Off to Badin today – another of the worst affected areas. The scenery is much the same as what we saw around Mirpurkhas with families still on the move. I see more devastated brick factories in the fields in this area. The scenes of devastation are now familiar to me; the flood water is going nowhere.
We head to where another Pakistan Red Crescent water team are producing and distributing safe drinking water to the surrounding flood affected people. As I get out of the car I am quickly surrounded by hundreds of women and girls that are collecting water from the tap stand. I help some, while I ask them about the flood and their families. I talk to one young pregnant girl who is worried about where to go when it is time to have her baby.

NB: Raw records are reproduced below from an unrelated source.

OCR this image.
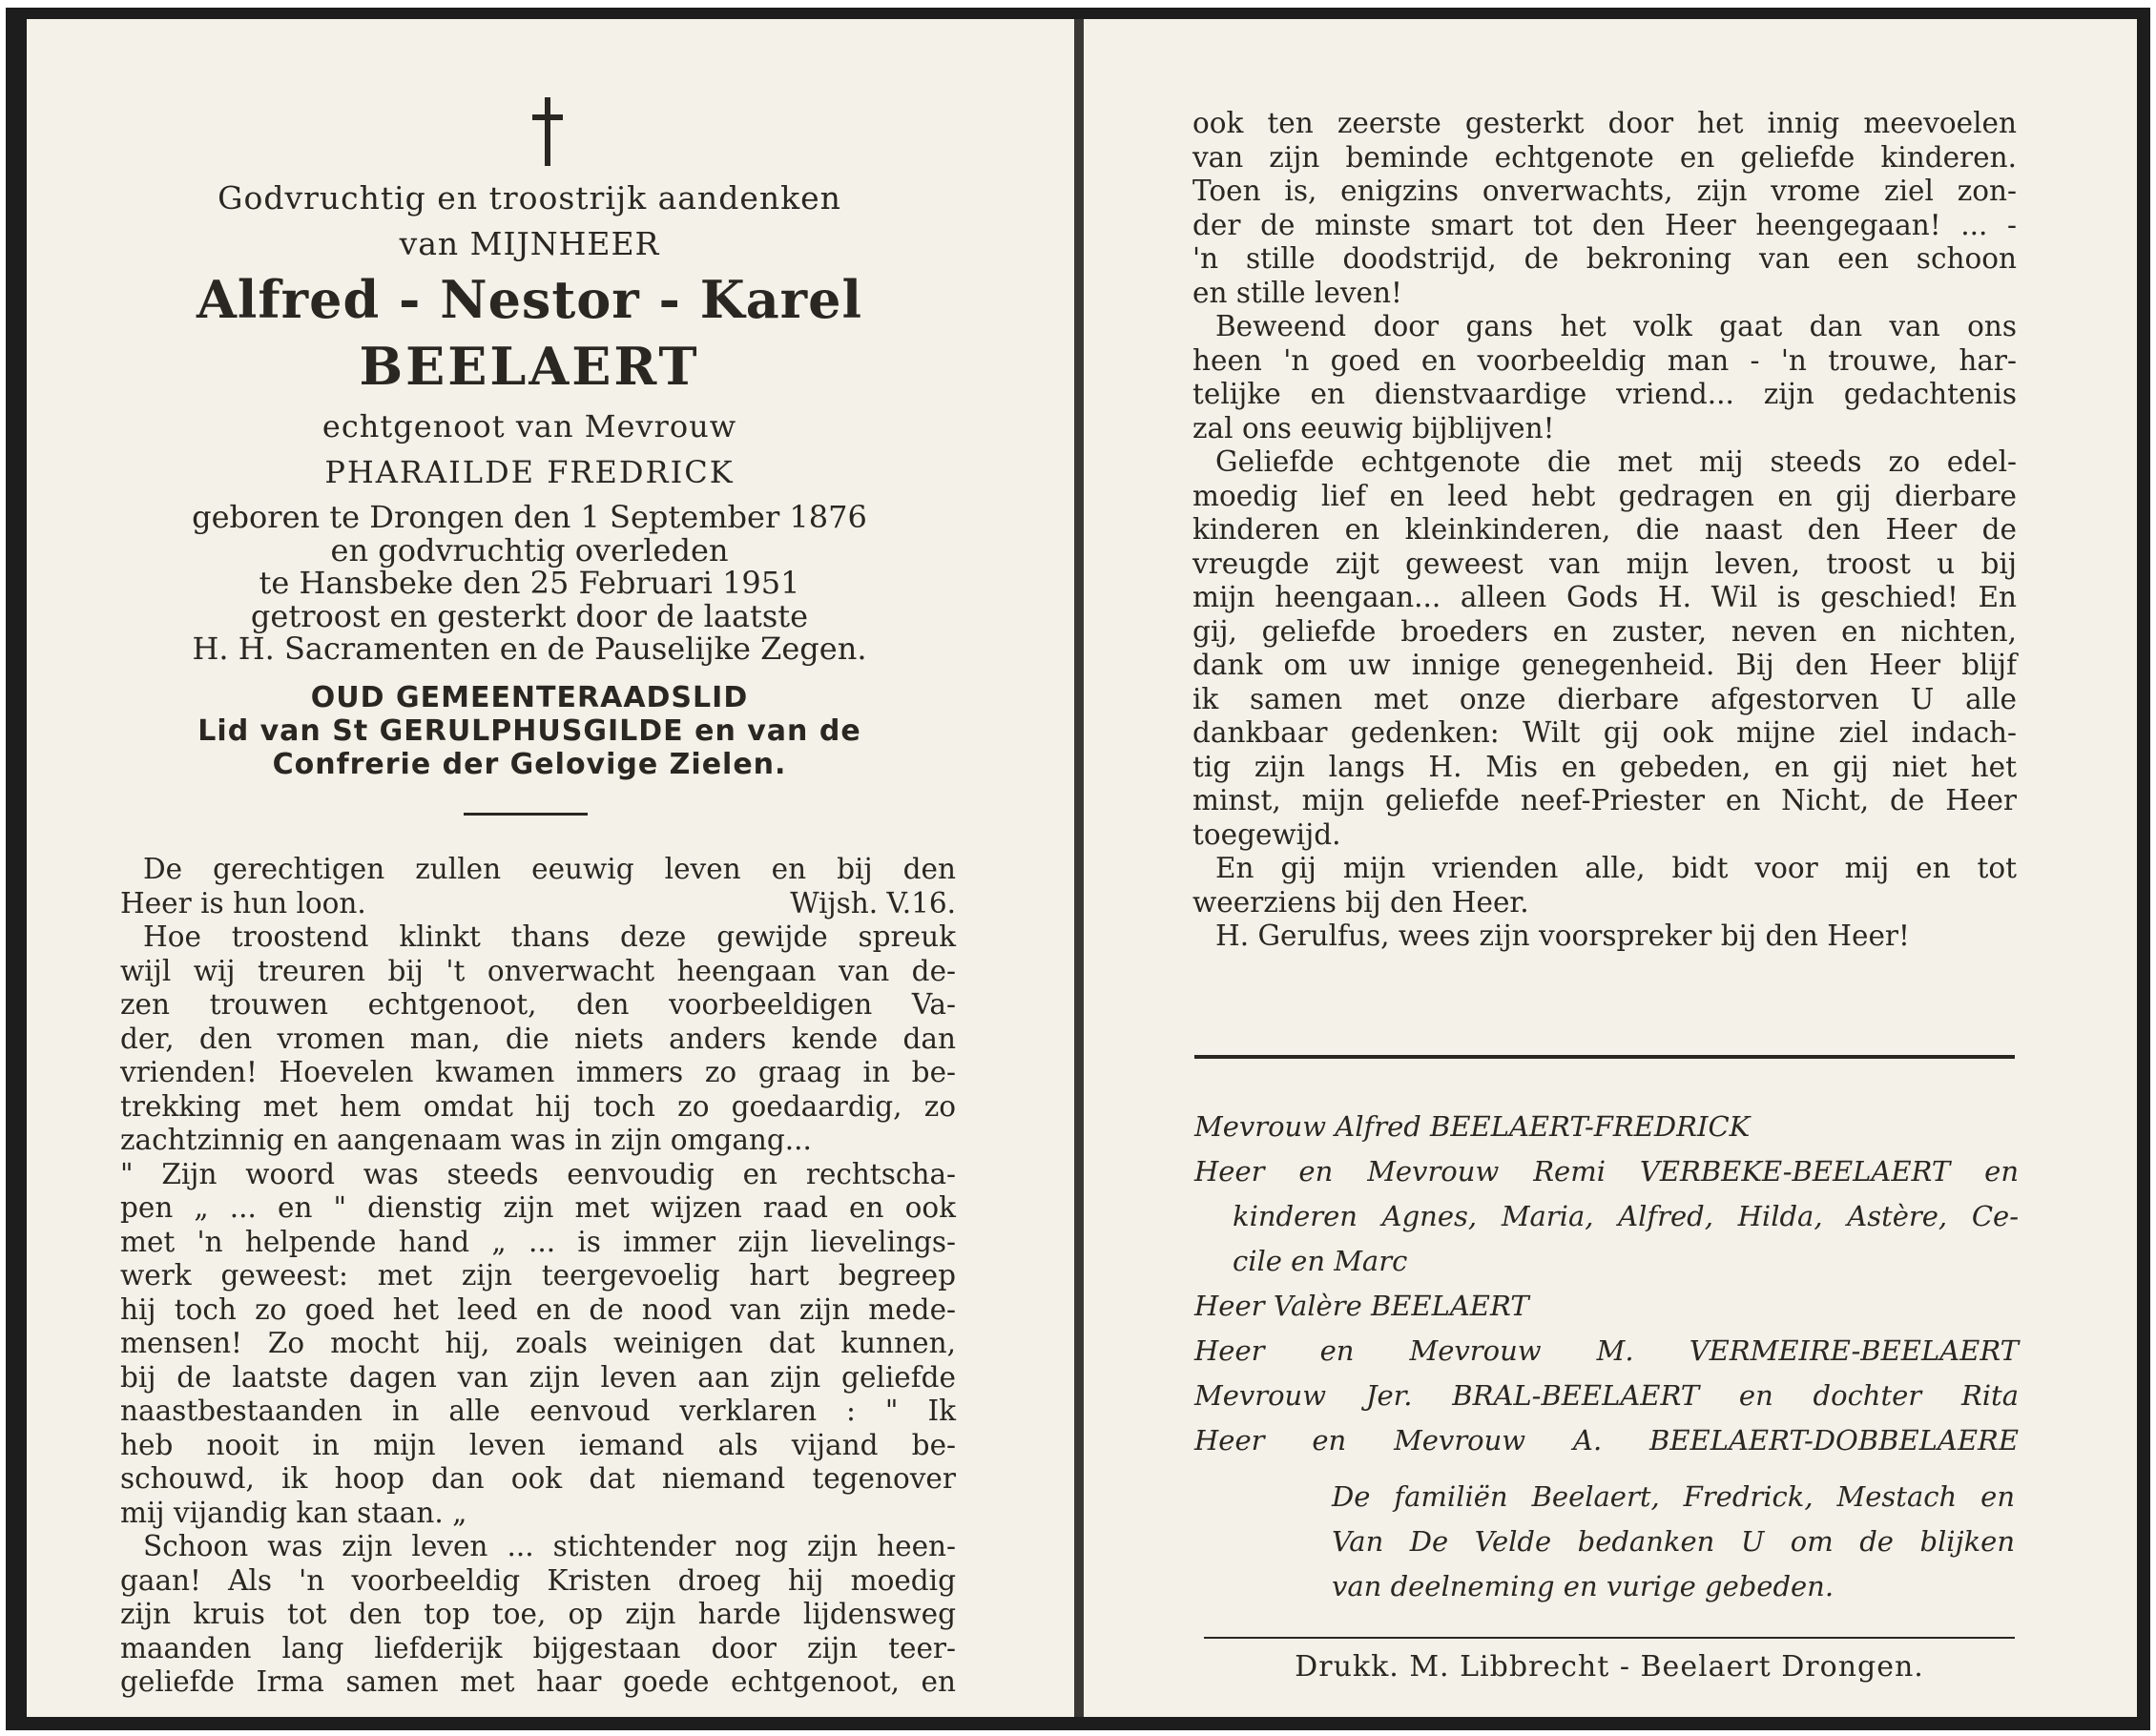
Godvruchtig en troostrijk aandenken
van MIJNHEER
Alfred - Nestor - Karel
BEELAERT
echtgenoot van Mevrouw
PHARAILDE FREDRICK
geboren te Drongen den 1 September 1876
en godvruchtig overleden
te Hansbeke den 25 Februari 1951
getroost en gesterkt door de laatste
H. H. Sacramenten en de Pauselijke Zegen.
OUD GEMEENTERAADSLID
Lid van St GERULPHUSGILDE en van de
Confrerie der Gelovige Zielen.
De gerechtigen zullen eeuwig leven en bij den
Heer is hun loon.	Wijsh. V.16.
Hoe troostend klinkt thans deze gewijde spreuk
wijl wij treuren bij 't onverwacht heengaan van de-
zen trouwen echtgenoot, den voorbeeldigen Va-
der, den vromen man, die niets anders kende dan
vrienden! Hoevelen kwamen immers zo graag in be-
trekking met hem omdat hij toch zo goedaardig, zo
zachtzinnig en aangenaam was in zijn omgang...
" Zijn woord was steeds eenvoudig en rechtscha-
pen „ ... en " dienstig zijn met wijzen raad en ook
met 'n helpende hand „ ... is immer zijn lievelings-
werk geweest: met zijn teergevoelig hart begreep
hij toch zo goed het leed en de nood van zijn mede-
mensen! Zo mocht hij, zoals weinigen dat kunnen,
bij de laatste dagen van zijn leven aan zijn geliefde
naastbestaanden in alle eenvoud verklaren : " Ik
heb nooit in mijn leven iemand als vijand be-
schouwd, ik hoop dan ook dat niemand tegenover
mij vijandig kan staan. „
Schoon was zijn leven ... stichtender nog zijn heen-
gaan! Als 'n voorbeeldig Kristen droeg hij moedig
zijn kruis tot den top toe, op zijn harde lijdensweg
maanden lang liefderijk bijgestaan door zijn teer-
geliefde Irma samen met haar goede echtgenoot, en
ook ten zeerste gesterkt door het innig meevoelen
van zijn beminde echtgenote en geliefde kinderen.
Toen is, enigzins onverwachts, zijn vrome ziel zon-
der de minste smart tot den Heer heengegaan! ... -
'n stille doodstrijd, de bekroning van een schoon
en stille leven!
Beweend door gans het volk gaat dan van ons
heen 'n goed en voorbeeldig man - 'n trouwe, har-
telijke en dienstvaardige vriend... zijn gedachtenis
zal ons eeuwig bijblijven!
Geliefde echtgenote die met mij steeds zo edel-
moedig lief en leed hebt gedragen en gij dierbare
kinderen en kleinkinderen, die naast den Heer de
vreugde zijt geweest van mijn leven, troost u bij
mijn heengaan... alleen Gods H. Wil is geschied! En
gij, geliefde broeders en zuster, neven en nichten,
dank om uw innige genegenheid. Bij den Heer blijf
ik samen met onze dierbare afgestorven U alle
dankbaar gedenken: Wilt gij ook mijne ziel indach-
tig zijn langs H. Mis en gebeden, en gij niet het
minst, mijn geliefde neef-Priester en Nicht, de Heer
toegewijd.
En gij mijn vrienden alle, bidt voor mij en tot
weerziens bij den Heer.
H. Gerulfus, wees zijn voorspreker bij den Heer!
Mevrouw Alfred BEELAERT-FREDRICK
Heer en Mevrouw Remi VERBEKE-BEELAERT en
kinderen Agnes, Maria, Alfred, Hilda, Astère, Ce-
cile en Marc
Heer Valère BEELAERT
Heer en Mevrouw M. VERMEIRE-BEELAERT
Mevrouw Jer. BRAL-BEELAERT en dochter Rita
Heer en Mevrouw A. BEELAERT-DOBBELAERE
De familiën Beelaert, Fredrick, Mestach en
Van De Velde bedanken U om de blijken
van deelneming en vurige gebeden.
Drukk. M. Libbrecht - Beelaert Drongen.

It feels like 1000 eyes are on me and I am amused at the irony that I am the local entertainment for the day. I am fascinated by the scenes around me – and they are fascinated by me. One young man asks to take my photo with him. I feel embarrassed, but agree. Mustafa – the Red Crescent team leader from Larkana, another district in Sindh – has been here for almost a month and remarks that people are constantly watching what he is doing here. He is the local entertainment. He first got involved during the floods last year and although he is missing his home, he is proud of the work he is doing. I feel proud of how quickly the team responded to this flood and that I have been a part of the development of their capacity in this area.
We leave the area strategizing on how to improve the water and sanitation activities and get more attention on their work. I am exhausted. The endless driving on bad roads has taken its toll, but I think of how much worse it could be if I was living on the side of the road and hungry. I resolve to continue to do more.